Theroem 6: Let V be a finite-dimensional vector space over the field F
and let T be a linear operator on V. Then T is diagonalizable if and only if the
minimal polynomial for T has the form
$$ p = (x-c_1)…(x-c_n) $$
where $c_1,…c_n$ are distinct elements of $\mathbb{F}$.Proof from Hoffman, Kunze:
We have noted earlier that, if $T$ is diagonalizable, its minimal
polynomial is a product of distinct linear factors (see the discussion
prior to Example 4).To prove the converse, let $W$ be the
subspace spanned by all of the characteristic vectors of $T$, and
suppose $W \ne V$.By the lemma used in the proof of Theorem 5,
there is a vector $\alpha$ not in $W$ and a characteristic value $c_j$
of $T$ such that the vector $\beta= (T – c_jI)\alpha$ lies in W.Since $\beta$ is in $W$, $\beta = \beta_1+\dots\beta_k$ where
$T\beta_i = c_i\beta_i$, $1\le i\le k$, and therefore the vector
$h(T)\beta = h(c_1)\beta_1+\dots+h(c_k)\beta_k$ is in $W$, for every
polynomial $h$.Now $p = (x-c_j)q$, for some polynomial $q$.

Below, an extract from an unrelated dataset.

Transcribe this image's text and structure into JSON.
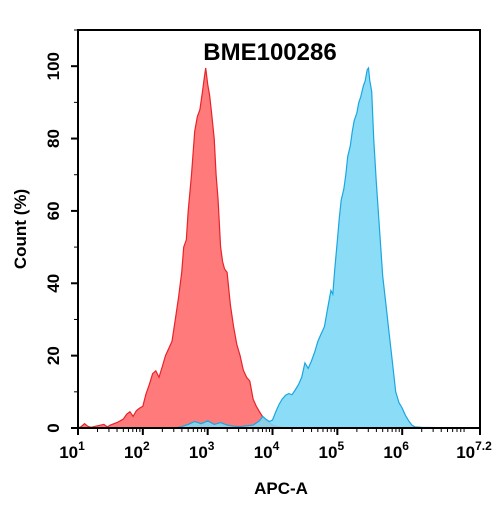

Also $q- q(c_j) = (x – c_j)h$.
We have $q(T)\alpha – q(c_j)\alpha = h(T)(T – c_jI)\alpha = h(T)\beta$.
But $h(T)\beta$
is in $W$ and, since $0 = p(T)\alpha = (T – c_jI)q(T)\alpha$, the
vector $q(T)\alpha$ is in $W$.Therefore, $q(c_j)\alpha$ is in
$W$.Since $\alpha$ is not in $W$, we have $q(c_j) = 0$.
That contradicts the fact that $p$ has distinct roots.
Can you explain why it is given that $q(x) – q(c_j) = (x-c_j)h(x)$? I don't understand this part so I don't quite get the remaining proof of the theorem.
Best Answer
Note that $c_j$ is a root of $q(x)-q(c_j)$. Hence $q(x)-q(c_j)=(x-c_j)h(x)$ for some polynomial $h$.